Meet your friendly neighborhood webslingers
It’s not a stretch to say that most superhero movies are animated. Sure, they have live actors in them and the art is largely photorealistic renderings of comic book art, but there are teams and teams of animators, designers, and other artists that bring these films to life for all audiences to enjoy.
Effects are so expected now that they don’t seem especially special. In fact, the most special of special effects are practical. We so seldom see something actually created, or done, that it’s become a novelty.
When Disney announced a new “live action” version of The Lion King, reasonable people scoffed—not just because it’s completely unnecessary, but because it’s no less animated than the original.
And so drawing a distinction between an Avengers film and the latest Marvel/Sony superhero joint Spider-Man: Into the Spider-Verse by calling one animated and the other live action is a little silly.

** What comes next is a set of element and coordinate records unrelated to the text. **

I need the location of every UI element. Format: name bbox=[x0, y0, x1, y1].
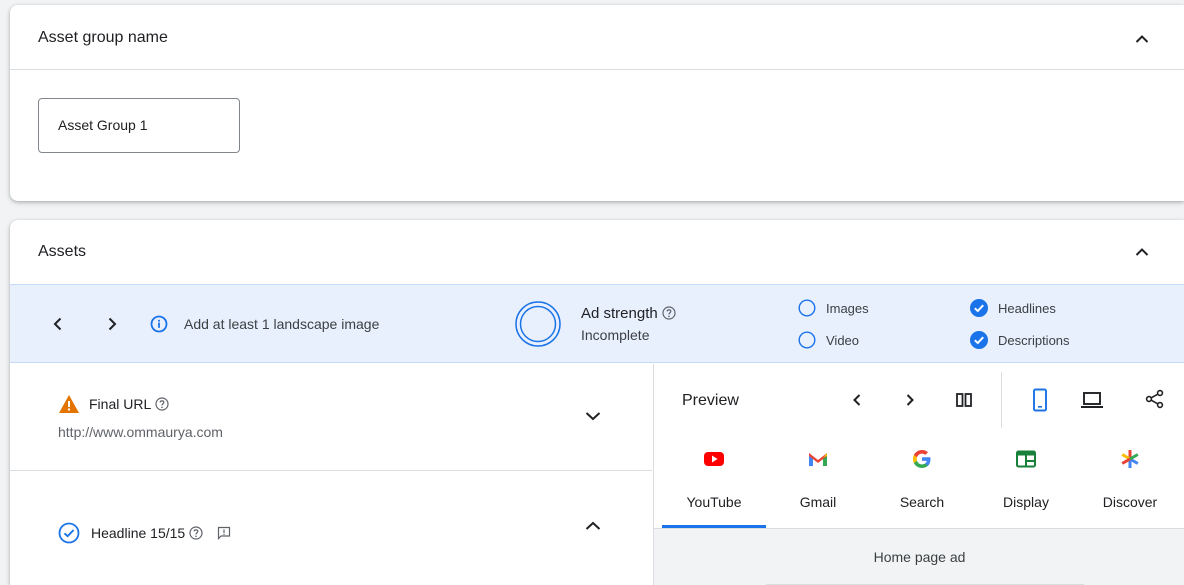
final-url-title: Final URL bbox=[89, 396, 169, 412]
tab-display[interactable]: Display bbox=[974, 436, 1078, 528]
asset-group-name-card: Asset group name Asset Group 1 bbox=[10, 5, 1184, 201]
preview-panel: Preview YouTube Gmail Search Display Dis… bbox=[653, 364, 1184, 585]
share-icon[interactable] bbox=[1145, 389, 1165, 409]
previous-tip-button[interactable] bbox=[50, 315, 66, 333]
toolbar-divider bbox=[1001, 372, 1002, 428]
expand-chevron-down-icon[interactable] bbox=[584, 408, 601, 424]
ad-strength-ring-icon bbox=[514, 300, 562, 348]
ad-type-label: Home page ad bbox=[873, 549, 966, 565]
info-icon bbox=[150, 315, 168, 333]
next-preview-button[interactable] bbox=[900, 390, 920, 410]
headline-title: Headline 15/15 bbox=[91, 525, 231, 541]
help-icon[interactable] bbox=[155, 397, 169, 411]
collapse-chevron-up-icon[interactable] bbox=[1134, 31, 1150, 47]
asset-group-name-input[interactable]: Asset Group 1 bbox=[38, 98, 240, 153]
ad-strength-label: Ad strength bbox=[581, 305, 676, 322]
view-columns-icon[interactable] bbox=[954, 390, 974, 410]
check-circle-outline-icon bbox=[58, 522, 80, 544]
final-url-section[interactable]: Final URL http://www.ommaurya.com bbox=[10, 364, 652, 471]
warning-icon bbox=[58, 394, 80, 414]
preview-canvas: Home page ad bbox=[654, 529, 1184, 585]
tab-search[interactable]: Search bbox=[870, 436, 974, 528]
display-icon bbox=[1015, 448, 1037, 470]
ad-strength-bar: Add at least 1 landscape image Ad streng… bbox=[10, 284, 1184, 363]
laptop-device-icon[interactable] bbox=[1080, 390, 1104, 410]
help-icon[interactable] bbox=[189, 526, 203, 540]
assets-header[interactable]: Assets bbox=[10, 220, 1184, 284]
previous-preview-button[interactable] bbox=[847, 390, 867, 410]
check-circle-icon bbox=[970, 299, 988, 317]
discover-icon bbox=[1119, 448, 1141, 470]
tab-discover[interactable]: Discover bbox=[1078, 436, 1182, 528]
asset-group-name-header[interactable]: Asset group name bbox=[10, 5, 1184, 70]
check-circle-icon bbox=[970, 331, 988, 349]
asset-group-name-title: Asset group name bbox=[38, 29, 168, 46]
assets-card: Assets Add at least 1 landscape image Ad… bbox=[10, 220, 1184, 585]
empty-circle-icon bbox=[798, 331, 816, 349]
mobile-device-icon[interactable] bbox=[1030, 388, 1050, 412]
youtube-icon bbox=[703, 448, 725, 470]
empty-circle-icon bbox=[798, 299, 816, 317]
ad-strength-value: Incomplete bbox=[581, 327, 650, 343]
tab-gmail[interactable]: Gmail bbox=[766, 436, 870, 528]
tab-youtube[interactable]: YouTube bbox=[662, 436, 766, 528]
collapse-chevron-up-icon[interactable] bbox=[584, 518, 601, 534]
collapse-chevron-up-icon[interactable] bbox=[1134, 244, 1150, 260]
headline-section[interactable]: Headline 15/15 bbox=[10, 472, 652, 585]
gmail-icon bbox=[807, 448, 829, 470]
ad-strength-tip: Add at least 1 landscape image bbox=[184, 316, 380, 332]
preview-title: Preview bbox=[682, 392, 739, 409]
next-tip-button[interactable] bbox=[104, 315, 120, 333]
feedback-icon[interactable] bbox=[217, 526, 231, 540]
final-url-value: http://www.ommaurya.com bbox=[58, 424, 223, 440]
help-icon[interactable] bbox=[662, 306, 676, 320]
asset-sections: Final URL http://www.ommaurya.com Headli… bbox=[10, 364, 652, 585]
assets-title: Assets bbox=[38, 243, 87, 260]
google-icon bbox=[911, 448, 933, 470]
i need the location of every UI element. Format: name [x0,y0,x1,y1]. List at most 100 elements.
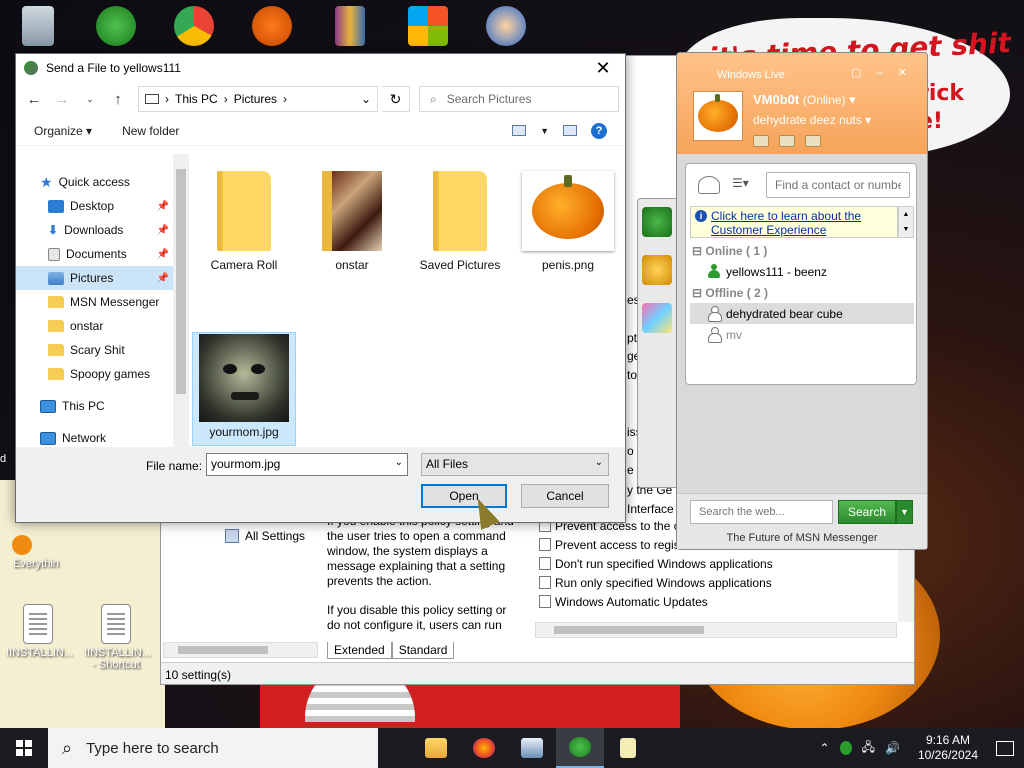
view-dropdown-icon[interactable]: ▼ [540,126,549,136]
banner-scroll[interactable]: ▲ ▼ [898,206,914,238]
taskbar-file-explorer[interactable] [412,728,460,768]
breadcrumb-this-pc[interactable]: This PC [175,92,218,106]
file-type-select[interactable]: All Files ⌄ [421,453,609,476]
folder-icon[interactable] [779,135,795,147]
desktop-icon-everything[interactable]: Everythin [4,535,68,570]
tab-standard[interactable]: Standard [391,642,455,659]
tab-extended[interactable]: Extended [327,642,392,659]
navigation-scrollbar[interactable] [173,154,189,449]
games-icon[interactable] [642,303,672,333]
policy-row[interactable]: Run only specified Windows applications [539,573,909,592]
customer-experience-banner: i Click here to learn about the Customer… [690,206,898,238]
contact-item[interactable]: dehydrated bear cube [690,303,914,324]
close-icon[interactable]: ✕ [581,54,625,82]
folder-with-image-icon [322,171,382,251]
nav-desktop[interactable]: Desktop 📌 [16,194,173,218]
search-button[interactable]: Search [838,500,896,524]
display-name[interactable]: VM0b0t (Online) ▾ [753,92,856,108]
search-pictures-box[interactable]: ⌕ Search Pictures [419,86,619,112]
taskbar-search[interactable]: ⌕ Type here to search [48,728,378,768]
start-button[interactable] [0,728,48,768]
customer-experience-link[interactable]: Click here to learn about the Customer E… [711,209,861,237]
desktop-icon-chrome[interactable] [162,6,226,49]
cancel-button[interactable]: Cancel [521,484,609,508]
buddy-icon[interactable] [642,207,672,237]
game-character-icon [486,6,526,46]
preview-pane-icon[interactable] [563,125,577,136]
file-item-camera-roll[interactable]: Camera Roll [192,166,296,272]
file-item-saved-pictures[interactable]: Saved Pictures [408,166,512,272]
search-dropdown-icon[interactable]: ▼ [896,500,913,524]
desktop-icon-windows-app[interactable] [396,6,460,49]
desktop-icon-installer-shortcut[interactable]: !INSTALLIN... - Shortcut [84,604,151,671]
nav-this-pc[interactable]: This PC [16,394,173,418]
desktop-icon-recycle-bin[interactable] [6,6,70,49]
bell-icon[interactable] [642,255,672,285]
file-item-yourmom-jpg[interactable]: yourmom.jpg [192,332,296,446]
group-online[interactable]: ⊟ Online ( 1 ) [692,244,767,258]
avatar[interactable] [693,91,743,141]
contact-item[interactable]: mv [690,324,914,345]
nav-onstar[interactable]: onstar [16,314,173,338]
chevron-up-icon[interactable]: ⌃ [820,741,830,755]
tree-hscrollbar[interactable] [163,642,318,658]
up-arrow-icon[interactable]: ↑ [106,91,130,108]
nav-documents[interactable]: Documents 📌 [16,242,173,266]
personal-message[interactable]: dehydrate deez nuts ▾ [753,113,871,127]
tree-item-all-settings[interactable]: All Settings [225,529,305,543]
file-name-input[interactable]: yourmom.jpg ⌄ [206,453,408,476]
breadcrumb-pictures[interactable]: Pictures [234,92,277,106]
address-bar[interactable]: › This PC › Pictures › ⌄ [138,86,378,112]
pin-icon: 📌 [156,248,169,260]
policy-description: If you enable this policy setting and th… [327,514,514,632]
list-hscrollbar[interactable] [535,622,897,638]
nav-msn-messenger[interactable]: MSN Messenger [16,290,173,314]
desktop-icon-game[interactable] [474,6,538,49]
add-contact-icon[interactable] [698,176,720,194]
recent-dropdown-icon[interactable]: ⌄ [78,94,102,105]
desktop-icon-installer[interactable]: !INSTALLIN... [6,604,73,659]
taskbar-firefox[interactable] [460,728,508,768]
network-icon[interactable]: 🖧 [862,738,875,759]
find-contact-input[interactable] [766,172,910,198]
policy-row[interactable]: Don't run specified Windows applications [539,554,909,573]
desktop-icon-archive[interactable] [318,6,382,49]
file-item-onstar[interactable]: onstar [300,166,404,272]
nav-scary-shit[interactable]: Scary Shit [16,338,173,362]
taskbar-policy-editor[interactable] [508,728,556,768]
pin-icon: 📌 [156,200,169,212]
chevron-down-icon[interactable]: ⌄ [395,457,403,468]
group-offline[interactable]: ⊟ Offline ( 2 ) [692,286,768,300]
nav-quick-access[interactable]: ★ Quick access [16,170,173,194]
file-item-penis-png[interactable]: penis.png [516,166,620,272]
mail-icon[interactable] [753,135,769,147]
desktop-icon-messenger[interactable] [84,6,148,49]
spaces-icon[interactable] [805,135,821,147]
taskbar-messenger[interactable] [556,728,604,768]
forward-arrow-icon[interactable]: → [50,91,74,108]
nav-pictures[interactable]: Pictures 📌 [16,266,173,290]
policy-row[interactable]: Windows Automatic Updates [539,592,909,611]
new-folder-button[interactable]: New folder [122,124,179,138]
volume-icon[interactable]: 🔊 [885,741,900,755]
notification-icon[interactable] [996,740,1014,756]
address-dropdown-icon[interactable]: ⌄ [361,92,371,106]
view-options-icon[interactable]: ☰▾ [732,176,749,190]
taskbar-notepad[interactable] [604,728,652,768]
messenger-tray-icon[interactable] [839,741,852,755]
scrollbar-thumb[interactable] [176,169,186,394]
organize-button[interactable]: Organize ▾ [34,124,92,138]
web-search-input[interactable] [690,500,833,524]
view-mode-icon[interactable] [512,125,527,136]
desktop-icon-p-app[interactable] [240,6,304,49]
nav-spoopy-games[interactable]: Spoopy games [16,362,173,386]
nav-downloads[interactable]: ⬇ Downloads 📌 [16,218,173,242]
refresh-icon[interactable]: ↻ [382,86,410,112]
open-button[interactable]: Open [421,484,507,508]
window-controls[interactable]: ▢ – ✕ [851,66,913,79]
back-arrow-icon[interactable]: ← [22,91,46,108]
help-icon[interactable]: ? [591,122,607,139]
contact-item[interactable]: yellows111 - beenz [690,261,914,282]
network-icon [40,431,56,445]
clock[interactable]: 9:16 AM 10/26/2024 [918,733,978,763]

If anything, Spider-Man: Into the Spider-Verse is simply a more stylized form of animation. Beyond that, the film is as funny, creative, and entertaining as any Marvel film to date (and significantly better than most Sony pictures of late). In fact, Spider-Man: Into the Spider-Verse may rank in the upper echelons of any Marvel film. It’s that good.
The film begins with Peter Parker (Chris Pine), who recaps everything we already know: radioactive spiders, Uncle Ben, Aunt May, Mary Jane, Green Goblin, awkward dancing, etc. This version of Spider-Man isn’t the goofy teen that disintegrated at the end of the last Avengers movie. He’s more the Sam Raimi/Toby McGuire Spider-Man that was the focus of two of the best superhero movies ever made, long before superheroes shared cinematic universes.
But Peter Parker isn’t the focus of the film. Instead, this film focuses on a young Miles Morales (Shameik Moore), a future Spider-man in the making. In case you haven’t heard, there are lots of Spider-Men in the Spider-Verse.
The film takes the notion of the infinite universes theory and runs with it. Kingpin, Spider-Man villain and absolute unit, has bankrolled a particle accelerator that is capable of opening doors to parallel universes. After Miles has his own encounter with a super-spider, he accidentally stumbles onto the experiment, which brings many different Spider-People into Miles’ universe.
There’s Peter B. Parker (Jake Johnson), a middle aged, divorced, overweight Spider-Man, Gwen Stacy (Hailee Stanfield) as Spider-Woman, Spider-Man Noir (Nick Cage), a black and white Spider-Man from 1933, Penii Parker (Kimiko Glenn), an anime version of the character featuring a middle school girl with a robot, and Spider-Ham (John Mulaney), an anthropomorphic pig with characteristics of a Warner Brothers cartoon.
The multiple Spider-Folk have to race against time to return to their own universe and stop Kingpin from destroying his own.
Spider-Man: Into the Spider-Verse is so good that it’s hard to know where to start. The animation, for instance, is stunning. It features a textured comic book design in a 3D world, what you would imagine the world would look like if you stepped inside a comic book panel.
This is a new technique, developed for the film, where CGI works in concert with more traditional methods, making it look both hand drawn and computer rendered. It’s an artistic achievement that can’t be overstated.
Even within the film, which had its own revolutionary design for in world characters, the animators had to adapt the style of accommodate different comic types from other universes, with using art styles from anime to noir to classic cartoon, all integrated seamlessly within the same story.
It’s a wonder to behold.
But beyond just the animation, the story is tight and emotional and funny, effortlessly acted and performed by a supremely talented cast, including those listed above as well as Lily Tomlin, Natalie Morales, Live Schreiber, Zoe Kravitz, and Mahershala Ali just to name a few. If you are a comic book fan, an action movie fan, or just a fan of good movies, I can’t imagine a reason why you wouldn’t want to see this film.
Of course, there is someone, somewhere talking about the glut of superhero films and franchises that saturate the marketplace and take studio dollars from other, potentially more original films.
It’s a valid point, to be sure, but maybe it should be one saved for Aquaman or the next Marvel Cinematic Universe vehicle.
Spider-Man: Into the Spider-Verse is good enough to transcend such talk.